A 3′ cis-Acting Element Is Involved in Tumor Necrosis Factor-α Gene Expression in Astrocytes

Abstract

Tumor necrosis factor-alpha (TNF-alpha) contributes to demyelinating diseases in the central nervous system. Astrocytes, the major glial cells in the CNS, do not constitutively express TNF-alpha, but the TNF-alpha gene is transcriptionally activated in response to a variety of stimuli, including TNF-alpha itself. Because of the importance of TNF-alpha in the CNS, we examined the mechanisms underlying transcriptional regulation of the TNF-alpha gene in astrocytes. In transient transfection assays, a plasmid construct containing 1.3 kilobase pairs (kb) of 5' flanking sequence of the rat TNF-alpha gene showed high basal activity that could not be further enhanced by TNF-alpha stimulation. A "marked" 10-kb TNF-alpha gene construct, which contains the whole TNF-beta gene with 1.2 kb of 5' flanking sequence, 1.1 kb of intergenic sequence, and the whole TNF-alpha gene with 3 kb of 3' flanking sequence, was able to respond to TNF-alpha stimulation.
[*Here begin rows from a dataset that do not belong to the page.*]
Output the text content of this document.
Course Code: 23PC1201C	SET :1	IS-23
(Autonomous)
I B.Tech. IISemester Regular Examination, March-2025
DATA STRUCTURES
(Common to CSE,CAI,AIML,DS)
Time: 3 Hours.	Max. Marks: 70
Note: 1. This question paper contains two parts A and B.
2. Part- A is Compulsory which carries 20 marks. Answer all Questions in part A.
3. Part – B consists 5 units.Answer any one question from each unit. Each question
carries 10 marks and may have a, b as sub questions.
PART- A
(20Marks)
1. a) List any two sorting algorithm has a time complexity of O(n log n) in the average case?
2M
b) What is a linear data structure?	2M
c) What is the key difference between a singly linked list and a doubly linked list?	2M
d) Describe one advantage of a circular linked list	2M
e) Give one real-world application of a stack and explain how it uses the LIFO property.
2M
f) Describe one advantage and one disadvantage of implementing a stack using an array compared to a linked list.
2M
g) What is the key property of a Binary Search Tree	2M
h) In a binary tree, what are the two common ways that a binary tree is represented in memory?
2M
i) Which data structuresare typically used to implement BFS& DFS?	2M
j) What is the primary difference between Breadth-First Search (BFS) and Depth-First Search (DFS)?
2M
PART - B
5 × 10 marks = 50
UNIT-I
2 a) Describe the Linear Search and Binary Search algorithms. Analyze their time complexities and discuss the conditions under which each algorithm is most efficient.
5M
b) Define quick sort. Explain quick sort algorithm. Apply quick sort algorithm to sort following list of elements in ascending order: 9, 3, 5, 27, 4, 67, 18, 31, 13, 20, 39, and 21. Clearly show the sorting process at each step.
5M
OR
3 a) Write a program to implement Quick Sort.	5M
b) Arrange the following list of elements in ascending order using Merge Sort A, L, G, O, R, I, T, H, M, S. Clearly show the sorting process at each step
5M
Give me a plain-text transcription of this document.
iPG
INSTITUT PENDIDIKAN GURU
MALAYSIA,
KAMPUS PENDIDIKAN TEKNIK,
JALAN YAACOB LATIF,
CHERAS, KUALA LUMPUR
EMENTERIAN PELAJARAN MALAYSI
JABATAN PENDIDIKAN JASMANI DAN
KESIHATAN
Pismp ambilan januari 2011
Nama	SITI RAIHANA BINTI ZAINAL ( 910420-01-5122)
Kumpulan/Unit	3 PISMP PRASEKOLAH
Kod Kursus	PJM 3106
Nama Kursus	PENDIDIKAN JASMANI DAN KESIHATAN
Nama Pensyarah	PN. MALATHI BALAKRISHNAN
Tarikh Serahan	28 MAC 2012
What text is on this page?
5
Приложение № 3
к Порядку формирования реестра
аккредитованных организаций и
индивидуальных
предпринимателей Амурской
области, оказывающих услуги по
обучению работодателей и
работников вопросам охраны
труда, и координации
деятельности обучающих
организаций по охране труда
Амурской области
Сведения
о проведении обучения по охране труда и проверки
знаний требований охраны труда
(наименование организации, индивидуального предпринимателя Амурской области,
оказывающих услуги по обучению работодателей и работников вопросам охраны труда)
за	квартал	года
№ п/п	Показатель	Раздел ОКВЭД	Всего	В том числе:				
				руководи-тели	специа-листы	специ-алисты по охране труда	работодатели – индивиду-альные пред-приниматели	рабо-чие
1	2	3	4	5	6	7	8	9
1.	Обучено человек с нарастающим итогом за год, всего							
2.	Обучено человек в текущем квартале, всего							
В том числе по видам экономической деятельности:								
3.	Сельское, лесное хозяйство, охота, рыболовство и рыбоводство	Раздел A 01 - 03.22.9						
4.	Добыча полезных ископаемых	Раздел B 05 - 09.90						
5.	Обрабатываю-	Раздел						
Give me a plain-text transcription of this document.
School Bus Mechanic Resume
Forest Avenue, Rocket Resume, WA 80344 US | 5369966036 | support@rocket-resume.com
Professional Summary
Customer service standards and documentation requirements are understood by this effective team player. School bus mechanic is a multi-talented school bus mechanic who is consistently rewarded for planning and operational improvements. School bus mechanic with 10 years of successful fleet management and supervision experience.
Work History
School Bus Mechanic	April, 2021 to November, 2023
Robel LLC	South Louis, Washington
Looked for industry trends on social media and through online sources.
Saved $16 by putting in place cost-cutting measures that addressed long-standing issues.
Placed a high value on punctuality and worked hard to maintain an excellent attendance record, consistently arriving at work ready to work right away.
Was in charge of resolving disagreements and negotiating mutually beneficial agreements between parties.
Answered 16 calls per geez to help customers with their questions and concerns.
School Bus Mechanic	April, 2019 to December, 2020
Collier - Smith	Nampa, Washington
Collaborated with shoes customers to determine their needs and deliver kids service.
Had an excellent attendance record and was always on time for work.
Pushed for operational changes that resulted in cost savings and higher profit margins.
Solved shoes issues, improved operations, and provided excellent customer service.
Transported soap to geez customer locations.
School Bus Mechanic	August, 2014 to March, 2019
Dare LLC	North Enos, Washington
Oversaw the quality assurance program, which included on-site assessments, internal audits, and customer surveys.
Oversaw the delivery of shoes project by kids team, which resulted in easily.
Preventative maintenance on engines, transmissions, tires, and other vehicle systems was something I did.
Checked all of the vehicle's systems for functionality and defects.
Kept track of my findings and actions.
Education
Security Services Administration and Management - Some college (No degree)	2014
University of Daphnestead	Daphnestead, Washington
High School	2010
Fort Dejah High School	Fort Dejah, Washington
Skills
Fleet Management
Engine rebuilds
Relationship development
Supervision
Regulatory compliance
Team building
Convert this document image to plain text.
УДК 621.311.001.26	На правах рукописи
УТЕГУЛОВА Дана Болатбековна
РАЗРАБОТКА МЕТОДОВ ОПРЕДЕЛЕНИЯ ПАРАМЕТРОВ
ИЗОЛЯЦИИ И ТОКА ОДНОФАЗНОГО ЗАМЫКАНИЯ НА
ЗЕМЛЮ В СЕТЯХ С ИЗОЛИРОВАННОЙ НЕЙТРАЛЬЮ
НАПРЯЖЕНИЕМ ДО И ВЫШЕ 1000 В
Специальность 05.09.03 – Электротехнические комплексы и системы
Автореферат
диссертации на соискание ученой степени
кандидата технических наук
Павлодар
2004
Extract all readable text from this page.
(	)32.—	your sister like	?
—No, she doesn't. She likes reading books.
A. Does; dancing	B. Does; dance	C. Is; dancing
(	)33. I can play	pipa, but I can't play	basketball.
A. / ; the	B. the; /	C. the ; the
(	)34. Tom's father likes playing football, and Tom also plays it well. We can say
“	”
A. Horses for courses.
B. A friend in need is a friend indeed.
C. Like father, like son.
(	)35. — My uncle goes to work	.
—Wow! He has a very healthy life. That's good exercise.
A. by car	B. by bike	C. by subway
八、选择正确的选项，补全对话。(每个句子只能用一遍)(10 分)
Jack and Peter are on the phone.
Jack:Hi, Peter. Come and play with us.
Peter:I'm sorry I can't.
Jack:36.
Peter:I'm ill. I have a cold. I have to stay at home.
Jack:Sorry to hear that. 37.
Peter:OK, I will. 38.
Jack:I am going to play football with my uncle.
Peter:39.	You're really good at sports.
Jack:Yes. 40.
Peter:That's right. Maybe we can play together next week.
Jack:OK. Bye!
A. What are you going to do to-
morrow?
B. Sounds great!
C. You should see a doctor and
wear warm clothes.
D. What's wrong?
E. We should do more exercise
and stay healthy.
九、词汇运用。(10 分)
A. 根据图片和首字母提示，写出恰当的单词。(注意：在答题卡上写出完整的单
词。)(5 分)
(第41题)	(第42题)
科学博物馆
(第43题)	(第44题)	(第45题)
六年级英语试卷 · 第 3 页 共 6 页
Analysis of a series of 5' and 3' deletion constructs of the marked TNF-alpha genes demonstrated that upstream sequence elements such as NF-kappaB are not required for TNF-alpha induction and that TNF-alpha responsive elements are located in the 3' flanking region of the TNF-alpha gene. We also found that a TNF-alpha-inducible DNase I-hypersensitive (DH) site is present in this 3' region whose deletion abolishes TNF-alpha inducibility of the marked TNF-alpha gene. Electrophoresis mobility shift assays showed that TNF-alpha-inducible nuclear proteins, consisting of p50 and p65 NF-kappaB proteins, specifically bind to two consecutive NF-kappaB binding sites within the 3' DH site. These results indicate that TNF-alpha-induced TNF-alpha gene expression in astrocytes involves p50 and p65 NF-kappaB proteins binding to downstream NF-kappaB sites and concomitant modulation of the chromatin structure.